MIAMI — After 10 days of deliberations, the jury in the so-called Miami River Cops Case advised the judge Tuesday that it was certain about some verdicts but sure it would never be sure about the others.
"Some we have agreed on unanimously and some we are definitely dead lock" the jury's note to the judge read. "Could part of the defendants be judge (sic), a hung jury?"
Though "dead lock" was underlined twice and at least parts of the complex police-corruption case seem headed for a mistrial, U.S. District Judge Kenneth Ryskamp sent the jurors back for another try at harmony.
"Some jury at some time will have to decide this case. . . . " he lectured them. "I'm going to send you back to the jury room. If you conclude that you cannot make any more progress, then you should notify us."
Two More Hours
Several jurors rolled their eyes at the idea of spending more time mulling over a decision. Then they deliberated for two more hours before leaving for the hotel where they are sequestered.

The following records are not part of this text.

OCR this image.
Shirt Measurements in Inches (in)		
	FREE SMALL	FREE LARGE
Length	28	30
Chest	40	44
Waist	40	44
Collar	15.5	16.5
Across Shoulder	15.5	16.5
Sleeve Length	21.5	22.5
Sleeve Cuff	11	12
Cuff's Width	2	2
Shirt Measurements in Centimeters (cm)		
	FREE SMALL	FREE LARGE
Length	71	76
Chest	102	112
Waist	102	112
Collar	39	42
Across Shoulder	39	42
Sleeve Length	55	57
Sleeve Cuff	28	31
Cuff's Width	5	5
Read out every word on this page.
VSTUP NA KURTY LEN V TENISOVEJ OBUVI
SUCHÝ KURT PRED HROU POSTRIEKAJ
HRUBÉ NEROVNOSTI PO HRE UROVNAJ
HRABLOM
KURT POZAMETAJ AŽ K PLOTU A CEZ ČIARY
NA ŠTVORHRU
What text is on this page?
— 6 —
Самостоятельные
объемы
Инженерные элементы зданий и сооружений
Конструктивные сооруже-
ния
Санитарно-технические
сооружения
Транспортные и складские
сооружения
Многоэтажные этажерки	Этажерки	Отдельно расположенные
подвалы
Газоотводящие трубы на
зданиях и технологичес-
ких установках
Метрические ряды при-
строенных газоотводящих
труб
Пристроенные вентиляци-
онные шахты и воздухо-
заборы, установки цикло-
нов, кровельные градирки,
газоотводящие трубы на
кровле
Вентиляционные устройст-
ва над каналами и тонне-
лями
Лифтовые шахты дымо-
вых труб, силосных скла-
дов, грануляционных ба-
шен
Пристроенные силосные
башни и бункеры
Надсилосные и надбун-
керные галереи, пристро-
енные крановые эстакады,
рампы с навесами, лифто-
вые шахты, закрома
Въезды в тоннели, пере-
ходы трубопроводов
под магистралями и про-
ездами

"They're beginning to look like they've been in Vietnam," Marc Nurik, one of the defense attorneys, observed.
The jury is deciding the fate of seven current and former Miami policemen--Ricardo Aleman, Rodolfo Arias, Osvaldo Coello, Arturo de la Vega, Armando Estrada, Armando Garcia and Roman Rodriguez.
The young officers are charged with allegedly running a racketeering gang that stole from drug dealers along the Miami River instead of arresting them.
The trial is now in its fourth month, the jurors trying to undo a tangle of allegations that differ for each defendant. Coello, for instance, is charged with only three counts; Estrada, alleged to be the ringleader, is charged with 19.
Judge Ryskamp said he will accept any unanimous verdicts from the jurors, once they have "tried even harder" to agree on those verdicts in which they are split. Deliberations continue today.